Comment vous êtes vous tourné vers cette problématique ?

Quand je travaillais au CNRS, je pilotais un projet européen appelé Concert’Eau. Il visait à développer une plateforme technologique collaborative pour aider les agriculteurs à changer leurs pratiques agricoles sans dégrader leurs revenus et d’avoir un impact moins important sur la ressource en eau.

Ça avait très bien fonctionné avec les exploitants qui avaient accepté de changer leurs pratiques, même s’ils y ont consacré beaucoup de temps. Pourtant, ils ont été coupés dans leur élan par l’Administration. J’ai voulu créer une société pour être auprès des opérateurs économiques.

Que faut-il prendre en compte dans un projet de méthanisation ?

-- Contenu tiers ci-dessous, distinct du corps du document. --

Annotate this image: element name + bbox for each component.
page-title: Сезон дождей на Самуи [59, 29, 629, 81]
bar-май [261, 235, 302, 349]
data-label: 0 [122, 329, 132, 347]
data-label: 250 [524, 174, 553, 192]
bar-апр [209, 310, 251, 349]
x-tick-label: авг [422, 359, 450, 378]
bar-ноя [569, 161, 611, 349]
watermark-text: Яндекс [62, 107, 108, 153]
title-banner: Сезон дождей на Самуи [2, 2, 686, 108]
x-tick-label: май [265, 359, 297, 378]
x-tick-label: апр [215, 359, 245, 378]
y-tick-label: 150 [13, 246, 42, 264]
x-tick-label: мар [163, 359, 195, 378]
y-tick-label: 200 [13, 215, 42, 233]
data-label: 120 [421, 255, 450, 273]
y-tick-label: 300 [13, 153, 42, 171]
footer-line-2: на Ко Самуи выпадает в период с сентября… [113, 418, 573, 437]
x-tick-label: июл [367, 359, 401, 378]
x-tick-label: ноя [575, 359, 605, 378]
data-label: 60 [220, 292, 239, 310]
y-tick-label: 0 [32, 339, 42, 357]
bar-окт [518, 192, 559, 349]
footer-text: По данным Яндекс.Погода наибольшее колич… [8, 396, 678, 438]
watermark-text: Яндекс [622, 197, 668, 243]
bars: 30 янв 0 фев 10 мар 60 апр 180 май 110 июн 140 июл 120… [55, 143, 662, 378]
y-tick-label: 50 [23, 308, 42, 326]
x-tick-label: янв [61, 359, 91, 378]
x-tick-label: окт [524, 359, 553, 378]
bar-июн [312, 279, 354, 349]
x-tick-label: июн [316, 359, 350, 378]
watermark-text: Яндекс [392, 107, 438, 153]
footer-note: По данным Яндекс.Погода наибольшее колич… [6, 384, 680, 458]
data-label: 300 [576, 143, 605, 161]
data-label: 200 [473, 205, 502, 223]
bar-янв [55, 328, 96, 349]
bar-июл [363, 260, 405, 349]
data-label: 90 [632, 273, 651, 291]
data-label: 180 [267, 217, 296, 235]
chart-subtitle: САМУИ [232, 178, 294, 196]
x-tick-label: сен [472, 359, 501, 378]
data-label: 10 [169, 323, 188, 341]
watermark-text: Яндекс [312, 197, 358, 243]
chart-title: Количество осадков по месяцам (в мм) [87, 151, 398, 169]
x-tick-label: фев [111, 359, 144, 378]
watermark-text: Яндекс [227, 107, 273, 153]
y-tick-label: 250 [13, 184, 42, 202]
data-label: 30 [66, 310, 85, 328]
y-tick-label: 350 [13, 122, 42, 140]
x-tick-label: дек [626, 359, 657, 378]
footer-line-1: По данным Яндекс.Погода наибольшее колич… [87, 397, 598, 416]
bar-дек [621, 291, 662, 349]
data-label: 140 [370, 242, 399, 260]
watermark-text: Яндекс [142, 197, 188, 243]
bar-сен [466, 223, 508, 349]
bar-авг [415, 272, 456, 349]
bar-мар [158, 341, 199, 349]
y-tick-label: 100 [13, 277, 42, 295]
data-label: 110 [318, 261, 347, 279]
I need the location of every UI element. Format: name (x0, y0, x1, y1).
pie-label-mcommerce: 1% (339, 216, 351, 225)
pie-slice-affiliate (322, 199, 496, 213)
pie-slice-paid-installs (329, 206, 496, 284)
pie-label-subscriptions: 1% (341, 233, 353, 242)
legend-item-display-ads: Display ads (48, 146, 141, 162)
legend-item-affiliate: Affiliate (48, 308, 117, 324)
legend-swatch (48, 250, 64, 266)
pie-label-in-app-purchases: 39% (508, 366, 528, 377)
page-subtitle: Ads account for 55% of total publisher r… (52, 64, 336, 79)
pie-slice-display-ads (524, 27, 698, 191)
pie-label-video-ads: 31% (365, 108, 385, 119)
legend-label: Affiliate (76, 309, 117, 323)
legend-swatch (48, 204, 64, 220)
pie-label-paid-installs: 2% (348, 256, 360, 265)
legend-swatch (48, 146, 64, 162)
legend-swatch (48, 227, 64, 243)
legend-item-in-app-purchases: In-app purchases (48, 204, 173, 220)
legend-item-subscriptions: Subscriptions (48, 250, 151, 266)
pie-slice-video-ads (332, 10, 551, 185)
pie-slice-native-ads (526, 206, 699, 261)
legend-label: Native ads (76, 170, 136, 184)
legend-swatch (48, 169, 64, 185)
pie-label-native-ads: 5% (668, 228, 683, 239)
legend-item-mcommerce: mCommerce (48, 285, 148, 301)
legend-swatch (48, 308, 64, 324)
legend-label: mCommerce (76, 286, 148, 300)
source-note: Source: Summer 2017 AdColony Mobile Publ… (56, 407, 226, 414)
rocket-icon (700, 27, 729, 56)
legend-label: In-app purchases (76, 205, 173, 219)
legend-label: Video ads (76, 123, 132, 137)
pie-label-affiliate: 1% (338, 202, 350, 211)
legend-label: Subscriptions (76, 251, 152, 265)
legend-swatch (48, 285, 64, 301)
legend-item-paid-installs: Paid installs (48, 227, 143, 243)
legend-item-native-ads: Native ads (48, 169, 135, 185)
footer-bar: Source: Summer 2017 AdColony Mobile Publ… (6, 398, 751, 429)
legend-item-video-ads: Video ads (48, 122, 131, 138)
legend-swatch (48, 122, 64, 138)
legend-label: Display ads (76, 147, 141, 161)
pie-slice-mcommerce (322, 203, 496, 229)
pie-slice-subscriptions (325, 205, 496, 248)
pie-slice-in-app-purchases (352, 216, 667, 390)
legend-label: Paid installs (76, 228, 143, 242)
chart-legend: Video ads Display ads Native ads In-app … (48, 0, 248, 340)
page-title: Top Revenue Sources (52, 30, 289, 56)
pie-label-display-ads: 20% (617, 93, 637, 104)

Dans un projet de méthanisation, il n’y a pas que la technique, il y a aussi toute la partie relationnelle ! En tout, on retrouve trois dimensions : la première comprend les éléments techniques, l’aspect financier et réglementaire. Ensuite vient l’aspect relationnel, c’est-à-dire la relation que veut avoir l’agriculteur avec son territoire. Enfin, il y a la partie portage de projet. Soit, toute sa mise en œuvre. Le producteur souhaite-t-il un financement participatif ou un comité de suivi ? Veut-il se joindre à un projet déjà existant avec des externalités positives ? Ces trois éléments doivent être pris en compte.

Par où commencer ?

De nombreux projets de production d’énergie agricole suscitent des questionnements, y compris de l’opposition. Dans ce climat instable, il faut appliquer une méthodologie pour éloigner les craintes et faciliter l’adhésion du territoire au projet. Les énergies renouvelables à l’échelle nationale viennent assez facilement comme quelque chose de positif dans le discours. Quand on descend à l’échelle territoriale, on parle de ce qui va se passer autour de chez nous. C’est ce qu’on appelle les risques de voisinage. Il faut éviter de jeter à la face des gens des vérités, même si elles sont vérifiées d’un point de vue scientifique ou technique. Il faut accepter les émotions dans un premier temps et engager un dialogue sincère et ouvert, pour créer un climat de confiance. Les contre arguments scientifiques doivent venir dans un second temps.

Les monteurs de projets doivent aussi accepter de faire évoluer leurs plans. Il faut montrer qu’on est prêt à écouter sincèrement toutes les idées. Même si, pour finir, l’agriculteur qui reste le décisionnaire, en choisira quelques-unes. Au-delà de convaincre, l’agriculteur doit faire la démonstration que son projet ne sort pas de sa seule vision. Il doit montrer que son plan présente des avantages pour son exploitation mais également pour son territoire. Les avantages peuvent même s’étendre à d’autres problématiques telles que les gaz à effet de serre. Rien ne vaut le dialogue pour trouver de bonnes idées.

Pourquoi les gens voient les agriculteurs différemment ?

L’agriculteur doit prendre conscience de l’image qu’il renvoie. Lorsqu’on devient porteur de projet à connotation industrielle, on change de casquette et on est perçu complètement différemment. Et cela, même si l’exploitant vit sur son territoire depuis plusieurs générations. Dès lors qu’on entame un projet de méthanisation, les gens ne le « reconnaissent plus ».

Les agriculteurs doivent aussi récolter un ensemble d’avis techniques pour un bon démarrage. Sans oublier des conseils sur la meilleure façon de communiquer son projet sur son territoire. Je pense qu’il sera de plus en plus compliqué d’obtenir l’adhésion à leurs projets, s’ils ne surveillent pas la façon dont ils s’y prennent. D’un autre côté, ce sera de plus en plus facile grâce aux nombreuses possibilités d’accompagnements proposées par des associations, nombreuses en Bretagne, mais également des bureaux d’études et les sociétés existantes.